Öğrencilerimiz Baccalaureat – matura- sınavlarını yüzde yüz başarılı verebiliyor. Hatta Fransa’daki okullardan daha başarılıyız. Öğrencilerimizden % 95’in not ortalaması % 95 aladır. Onlar, İngiltere, Amerika, Fransa, İsviçre ve Kanada’nın en prestijli okullarında okuma imkânı bulabiliyorlar. Bilgisayar, iletişim, tıp, ekonomi, tarih ve sanat okumak isteyenler ağırlıklıdır.

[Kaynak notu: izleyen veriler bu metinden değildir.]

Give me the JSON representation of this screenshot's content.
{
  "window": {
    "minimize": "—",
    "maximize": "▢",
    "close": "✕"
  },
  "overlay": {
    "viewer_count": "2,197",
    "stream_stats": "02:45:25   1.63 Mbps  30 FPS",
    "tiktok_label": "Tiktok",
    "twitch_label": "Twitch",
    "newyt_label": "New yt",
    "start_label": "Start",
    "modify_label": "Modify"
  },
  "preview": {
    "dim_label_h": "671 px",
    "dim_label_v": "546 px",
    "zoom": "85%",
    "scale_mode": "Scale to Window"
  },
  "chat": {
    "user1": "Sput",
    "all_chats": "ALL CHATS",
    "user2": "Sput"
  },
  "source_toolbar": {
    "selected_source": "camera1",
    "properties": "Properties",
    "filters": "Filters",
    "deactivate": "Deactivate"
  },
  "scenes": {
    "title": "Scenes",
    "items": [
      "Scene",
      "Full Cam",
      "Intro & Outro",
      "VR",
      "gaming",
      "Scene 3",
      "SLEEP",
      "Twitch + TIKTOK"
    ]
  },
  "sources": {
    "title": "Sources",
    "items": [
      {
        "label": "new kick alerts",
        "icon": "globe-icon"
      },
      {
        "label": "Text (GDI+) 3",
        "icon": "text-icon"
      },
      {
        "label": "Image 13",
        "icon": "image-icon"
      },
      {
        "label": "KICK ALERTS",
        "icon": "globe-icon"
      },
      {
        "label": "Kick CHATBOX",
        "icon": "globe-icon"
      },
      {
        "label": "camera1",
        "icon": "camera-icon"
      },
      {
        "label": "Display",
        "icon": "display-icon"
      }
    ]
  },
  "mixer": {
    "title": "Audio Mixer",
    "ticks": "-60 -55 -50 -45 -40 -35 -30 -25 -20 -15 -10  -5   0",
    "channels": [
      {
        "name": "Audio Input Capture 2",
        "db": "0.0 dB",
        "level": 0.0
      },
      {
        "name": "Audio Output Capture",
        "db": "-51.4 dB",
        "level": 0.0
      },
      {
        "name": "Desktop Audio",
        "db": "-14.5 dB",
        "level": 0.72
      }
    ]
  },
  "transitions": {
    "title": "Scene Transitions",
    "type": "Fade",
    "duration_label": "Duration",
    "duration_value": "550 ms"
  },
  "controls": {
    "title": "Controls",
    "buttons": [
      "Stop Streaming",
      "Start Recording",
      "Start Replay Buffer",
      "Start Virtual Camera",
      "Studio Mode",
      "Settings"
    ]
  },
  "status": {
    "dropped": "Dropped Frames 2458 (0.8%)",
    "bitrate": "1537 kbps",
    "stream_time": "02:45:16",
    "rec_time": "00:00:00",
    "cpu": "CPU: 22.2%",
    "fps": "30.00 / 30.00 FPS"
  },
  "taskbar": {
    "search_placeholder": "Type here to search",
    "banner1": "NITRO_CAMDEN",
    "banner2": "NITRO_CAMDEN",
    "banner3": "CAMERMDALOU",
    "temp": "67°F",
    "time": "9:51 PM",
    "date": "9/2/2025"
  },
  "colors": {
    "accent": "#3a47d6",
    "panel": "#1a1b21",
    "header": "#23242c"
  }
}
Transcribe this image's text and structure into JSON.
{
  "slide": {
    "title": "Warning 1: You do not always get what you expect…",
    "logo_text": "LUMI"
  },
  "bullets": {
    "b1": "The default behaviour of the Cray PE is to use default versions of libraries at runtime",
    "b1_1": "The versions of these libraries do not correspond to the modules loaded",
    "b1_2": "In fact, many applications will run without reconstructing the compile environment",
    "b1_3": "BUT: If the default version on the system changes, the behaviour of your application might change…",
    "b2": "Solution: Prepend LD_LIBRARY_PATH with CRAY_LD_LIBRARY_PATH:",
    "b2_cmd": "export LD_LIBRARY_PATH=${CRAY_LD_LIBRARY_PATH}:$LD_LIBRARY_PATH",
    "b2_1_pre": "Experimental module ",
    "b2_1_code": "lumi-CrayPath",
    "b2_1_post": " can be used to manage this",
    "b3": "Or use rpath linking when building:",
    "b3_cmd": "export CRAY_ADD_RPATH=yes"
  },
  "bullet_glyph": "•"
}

Bu okulda okuyan öğrencilerden % 25’i Bulgaristan’daki Fransa vatandaşlarının çocukları, % 65’i Bulgar Kültürel ve mali üst tabakanın ve % 25’i de diğer milletlerden öğrencilerdir.  Okul Müdürü Muro, Fransız devleti tarafından gönderilmiş ve Fransız eğitim programının uygulanmasını gözetliyor.

***

Biz Bulgaristan’da Diyanet tarafından yönetilen İmam Hatip Okulları dışında, normal Türk okulları ve meslek liseleri açılmasını rica ediyoruz. İl ve Belediye merkezlerimizde tedrisatı Türkçe olan anaokulları açılmasını istiyoruz. 1950’li yıllarda Türk ilkokul, ortaokul ve liselerinin olduğu şehir ve büyük köylerimizde Türk okullarının yeniden açılmasında direniyoruz.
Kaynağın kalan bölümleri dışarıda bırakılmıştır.